Several factors affect whether or not someone is required to file a tax return, including filing status, age, and type of income received.

The IRS offers an Interactive Tax Assistant tool, which will collect a variety of information about your situation and then tell you if you need to file a return.

But even if you aren’t required to file, it may make sense to. Here are five reasons why.

1. You may be due a refund due to overwithholding. If your pay was subject to withholding, you could be due a refund.

2. You may be eligible for the Earned Income Tax Credit.  If you worked but earned less than $50,270 last year, you may qualify for EITC. Families with qualifying children may qualify to get up to $5,891 dollars, so it’s worth filing to get this partially refundable credit if you’re eligible.

3. You may be eligible for the Additional Child Tax Credit.  If you have at least one qualifying child and you don’t get the full amount of the Child Tax Credit, you may qualify for this additional refundable credit. To get the credit, file and use new Schedule 8812, Child Tax Credit.

4. You may be eligible for the American Opportunity Credit.  If you or someone you support is a student, you might be eligible for this credit. Even those who owe no tax can get up to $1,000 of the credit as cash back for each eligible student. You’ll need to file Form 8863, Education Credits, and submit it with your tax return to claim the credit.

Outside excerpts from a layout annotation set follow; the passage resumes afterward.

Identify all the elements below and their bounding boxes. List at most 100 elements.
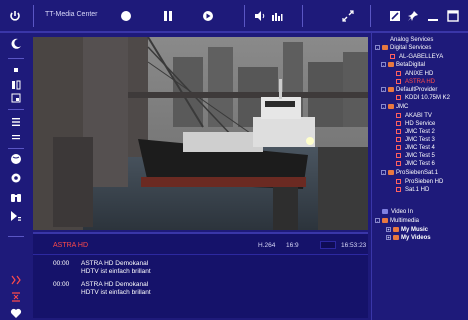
tree-label: Video In (391, 209, 413, 215)
collapse-icon[interactable]: - (375, 45, 380, 50)
maximize-icon[interactable] (446, 8, 460, 24)
pause-button[interactable] (160, 8, 176, 24)
tree-item-jmc-test-3[interactable]: JMC Test 3 (396, 136, 466, 144)
folder-icon (393, 235, 399, 240)
toolbar-separator (244, 5, 245, 27)
edit-icon[interactable] (388, 8, 402, 24)
fullscreen-icon[interactable] (340, 8, 356, 24)
tree-label: Analog Services (390, 37, 434, 43)
globe-icon[interactable] (8, 152, 24, 166)
current-time: 16:53:23 (341, 242, 367, 249)
tree-label: KDDI 10.75M K2 (405, 95, 451, 101)
folder-icon (382, 218, 388, 223)
folder-icon (393, 227, 399, 232)
channel-icon (396, 79, 401, 84)
collapse-icon[interactable]: - (381, 170, 386, 175)
tree-item-jmc-test-5[interactable]: JMC Test 5 (396, 152, 466, 160)
settings-icon[interactable] (8, 171, 24, 185)
tree-item-kddi[interactable]: KDDI 10.75M K2 (396, 94, 466, 102)
channel-icon (396, 113, 401, 118)
tree-item-defaultprovider[interactable]: - DefaultProvider (381, 86, 465, 94)
list-icon[interactable] (8, 115, 24, 129)
event-subtitle: HDTV ist einfach brillant (81, 289, 151, 296)
tree-label: JMC (396, 104, 409, 110)
picture-in-picture-icon[interactable] (8, 91, 24, 105)
tree-item-betadigital[interactable]: - BetaDigital (381, 61, 465, 69)
expand-icon[interactable]: + (386, 235, 391, 240)
timer-icon[interactable] (8, 290, 24, 304)
channel-icon (396, 153, 401, 158)
tree-item-jmc[interactable]: - JMC (381, 103, 465, 111)
tree-item-multimedia[interactable]: - Multimedia (375, 217, 465, 225)
tree-item-my-music[interactable]: + My Music (386, 226, 466, 234)
collapse-icon[interactable]: - (381, 62, 386, 67)
tree-item-hd-service[interactable]: HD Service (396, 120, 466, 128)
tree-item-akabi-tv[interactable]: AKABI TV (396, 112, 466, 120)
tree-label: My Videos (401, 235, 431, 241)
play-button[interactable] (200, 8, 216, 24)
toolbar-separator (8, 148, 24, 149)
play-list-icon[interactable] (8, 209, 24, 223)
program-info-panel: ASTRA HD H.264 16:9 16:53:23 00:00 ASTRA… (33, 232, 368, 318)
event-title[interactable]: ASTRA HD Demokanal (81, 281, 148, 288)
volume-icon[interactable] (253, 8, 267, 24)
menu-icon[interactable] (8, 131, 24, 145)
tree-label: Multimedia (390, 218, 420, 224)
tree-item-prosiebensat1[interactable]: - ProSiebenSat.1 (381, 169, 468, 177)
tree-label: JMC Test 2 (405, 129, 435, 135)
video-display[interactable] (33, 37, 368, 230)
tree-item-digital[interactable]: - Digital Services (375, 44, 465, 52)
tree-label: HD Service (405, 121, 436, 127)
audio-channels-icon[interactable] (270, 8, 284, 24)
channel-icon (396, 121, 401, 126)
binoculars-icon[interactable] (8, 190, 24, 204)
channel-icon (396, 129, 401, 134)
aspect-ratio: 16:9 (286, 242, 299, 249)
tree-item-jmc-test-4[interactable]: JMC Test 4 (396, 144, 466, 152)
tree-label: Sat.1 HD (405, 187, 430, 193)
collapse-icon[interactable]: - (381, 87, 386, 92)
channel-icon (396, 71, 401, 76)
favorite-icon[interactable] (8, 306, 24, 320)
tree-label: ANIXE HD (405, 71, 434, 77)
collapse-icon[interactable]: - (375, 218, 380, 223)
folder-icon (388, 104, 394, 109)
power-icon[interactable] (8, 8, 22, 24)
channel-icon (396, 161, 401, 166)
tree-item-jmc-test-6[interactable]: JMC Test 6 (396, 160, 466, 168)
left-toolbar (0, 33, 32, 320)
tree-label: Digital Services (390, 45, 432, 51)
event-title[interactable]: ASTRA HD Demokanal (81, 260, 148, 267)
small-screen-icon[interactable] (8, 63, 24, 77)
tree-item-jmc-test-2[interactable]: JMC Test 2 (396, 128, 466, 136)
channel-tree: Analog Services - Digital Services AL-GA… (371, 33, 468, 320)
record-schedule-icon[interactable] (8, 273, 24, 287)
event-time: 00:00 (53, 281, 70, 288)
split-screen-icon[interactable] (8, 78, 24, 92)
event-time: 00:00 (53, 260, 70, 267)
toolbar-separator (8, 58, 24, 59)
tree-item-anixe-hd[interactable]: ANIXE HD (396, 70, 466, 78)
event-subtitle: HDTV ist einfach brillant (81, 268, 151, 275)
pin-icon[interactable] (406, 8, 420, 24)
toolbar-separator (8, 236, 24, 237)
collapse-icon[interactable]: - (381, 104, 386, 109)
tree-label: JMC Test 4 (405, 145, 435, 151)
channel-icon (396, 145, 401, 150)
video-frame (33, 37, 368, 230)
tree-item-astra-hd[interactable]: ASTRA HD (396, 78, 466, 86)
tree-label: JMC Test 3 (405, 137, 435, 143)
toolbar-separator (370, 5, 371, 27)
minimize-icon[interactable] (426, 8, 440, 24)
record-button[interactable] (118, 8, 134, 24)
tree-item-sat1-hd[interactable]: Sat.1 HD (396, 186, 466, 194)
tree-item-prosieben-hd[interactable]: ProSieben HD (396, 178, 468, 186)
tree-label: ProSiebenSat.1 (396, 170, 439, 176)
expand-icon[interactable]: + (386, 227, 391, 232)
channel-icon (396, 137, 401, 142)
folder-icon (388, 87, 394, 92)
tree-item-al-gabelleya[interactable]: AL-GABELLEYA (390, 53, 465, 61)
moon-icon[interactable] (8, 37, 24, 51)
tree-item-video-in[interactable]: Video In (382, 208, 466, 216)
tree-item-my-videos[interactable]: + My Videos (386, 234, 466, 242)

5. You may be eligible for the Health Coverage Tax Credit.  If you’re receiving Trade Adjustment Assistance, Reemployment Trade Adjustment Assistance, Alternative Trade Adjustment Assistance or pension benefit payments from the Pension Benefit Guaranty Corporation, you may be eligible for a 2012 Health Coverage Tax Credit. Spouses and dependents may also be eligible. If you’re eligible, you can receive a 72.5 percent tax credit on payments you made for qualified health insurance premiums.